Sequences

A sequence is an ordered group of related tasks within a phase. Sequences use 2-digit numbering (01_, 02_) within their parent phase directory. Each sequence represents a cohesive unit of work - like "user authentication" or "API endpoints" - that can be assigned to one person or agent for focused execution.

Sequences are the primary unit of assignment. When you hand off work, you hand off a sequence.

When to Create Sequences

Create sequences when you have concrete requirements to implement.

Create when:

  • Human provides specific requirements or specifications
  • Planning phase completed with clear deliverables
  • External planning documents define what needs to be built
  • Human explicitly asks for implementation of specific functionality

Don't create when:

  • No requirements have been provided
  • Planning phase hasn't been completed
  • You're guessing what might need to be implemented
  • You're making assumptions about user needs

Creating sequences without requirements is the single biggest anti-pattern in the methodology. A sequence built on assumptions wastes effort and produces work that gets thrown away.

Design Guidelines

A good sequence contains 3-6 related tasks that:

  • Build on each other logically
  • Share common setup or dependencies
  • Form a cohesive unit of work
  • Can be assigned to one person or agent for focused execution
  • Are derived from specific requirements

Keep sequences focused. If you find yourself context-switching between unrelated concerns, you need to split into separate sequences.

Anti-Patterns

  • Single task per sequence - Just make it a standalone task in the phase.
  • Unrelated tasks grouped arbitrarily - Each sequence should have a clear theme.
  • Sequences with >8 tasks - Break into multiple sequences. Large sequences lose focus.
  • Mixing work types - Don't combine frontend, backend, and DevOps in one sequence. Separate by domain.
  • Creating sequences without requirements - The biggest anti-pattern. No specs, no sequence.

Example Sequence

01_user_authentication/
├── 01_create_user_model.md
├── 02_add_password_hashing.md
├── 03_implement_login_endpoint.md
├── 04_add_jwt_tokens.md
├── 05_testing_and_verify.md       ← Quality gate
├── 06_code_review.md              ← Quality gate
├── 07_review_results_iterate.md   ← Quality gate
└── results/                       ← Testing results and review documents

Tasks execute in numbered order. Each task builds on the output of the previous one. The sequence ends with quality gates that validate the entire body of work.

Quality Gates

Every implementation sequence must end with quality gate tasks:

  • XX_testing.md - Run tests, verify behavior, confirm coverage targets.
  • XX+1_review.md - Code review against project standards.
  • XX+2_iterate.md - Address review findings, fix issues, re-verify.

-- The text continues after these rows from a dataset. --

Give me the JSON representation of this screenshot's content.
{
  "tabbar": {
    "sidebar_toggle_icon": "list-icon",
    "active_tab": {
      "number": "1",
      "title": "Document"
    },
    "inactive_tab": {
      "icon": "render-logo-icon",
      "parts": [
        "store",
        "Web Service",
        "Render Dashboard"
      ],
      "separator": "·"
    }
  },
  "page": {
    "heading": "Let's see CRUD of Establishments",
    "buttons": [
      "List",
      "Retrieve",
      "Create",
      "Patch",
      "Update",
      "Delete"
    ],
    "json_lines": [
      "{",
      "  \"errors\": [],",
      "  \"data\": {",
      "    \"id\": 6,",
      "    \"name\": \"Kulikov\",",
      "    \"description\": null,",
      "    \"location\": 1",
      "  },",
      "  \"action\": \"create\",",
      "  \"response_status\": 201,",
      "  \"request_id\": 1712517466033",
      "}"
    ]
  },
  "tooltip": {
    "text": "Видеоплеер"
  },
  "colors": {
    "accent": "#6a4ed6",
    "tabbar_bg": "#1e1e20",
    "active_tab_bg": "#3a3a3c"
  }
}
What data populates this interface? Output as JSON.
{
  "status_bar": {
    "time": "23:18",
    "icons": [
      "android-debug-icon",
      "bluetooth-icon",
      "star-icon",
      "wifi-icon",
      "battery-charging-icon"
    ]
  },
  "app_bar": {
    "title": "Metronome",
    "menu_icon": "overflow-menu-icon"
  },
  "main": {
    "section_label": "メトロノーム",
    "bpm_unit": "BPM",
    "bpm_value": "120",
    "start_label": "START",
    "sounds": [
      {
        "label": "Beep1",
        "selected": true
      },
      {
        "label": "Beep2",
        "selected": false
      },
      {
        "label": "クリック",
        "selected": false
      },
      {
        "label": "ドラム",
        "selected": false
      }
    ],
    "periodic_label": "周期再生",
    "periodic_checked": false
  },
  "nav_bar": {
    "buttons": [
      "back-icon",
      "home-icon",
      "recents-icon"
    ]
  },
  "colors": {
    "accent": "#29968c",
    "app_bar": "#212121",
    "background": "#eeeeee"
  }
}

Create a results/ subdirectory within the sequence for testing output, review documents, and iteration notes. This keeps artifacts co-located with the work that produced them.

Quality gates are not optional. Skipping them means shipping unreviewed work.

Parallel Tasks

Tasks sharing the same number execute in parallel:

01_user_model.md          # These three run simultaneously
01_api_endpoints.md
01_database_migrations.md
02_integration_layer.md   # Waits for all 01_ tasks to complete

Use parallel numbering when tasks are genuinely independent - they share no outputs, no dependencies, and no conflicting file modifications. If two tasks might touch the same files, they are not parallel.

Sequence Numbering

Sequences are numbered within their parent phase:

phase_01_setup/
├── 01_project_scaffold/
├── 02_ci_pipeline/
└── 03_dev_environment/

The numbering defines execution order. 01_ completes before 02_ begins. If two sequences are truly independent, give them the same number - but this is rare. Most sequences within a phase have at least an implicit ordering.

Sequence Completion

When all tasks in a sequence are finished and quality gates pass, move the sequence directory to the phase's completed/ subdirectory:

phase_02_implementation/
├── 03_api_endpoints/        ← Active work
├── completed/
│   ├── 01_data_models/      ← Done
│   └── 02_auth_layer/       ← Done
└── results/

This keeps the active workspace clean. You see only what still needs attention.

Assignment

A sequence is the natural unit of delegation. When assigning work to an agent or developer:

  1. Point them at the sequence directory.
  2. They execute tasks in order, top to bottom.
  3. They complete quality gates before marking the sequence done.
  4. They move the sequence to completed/ when finished.

One sequence, one assignee, one focused thread of work. That's the model.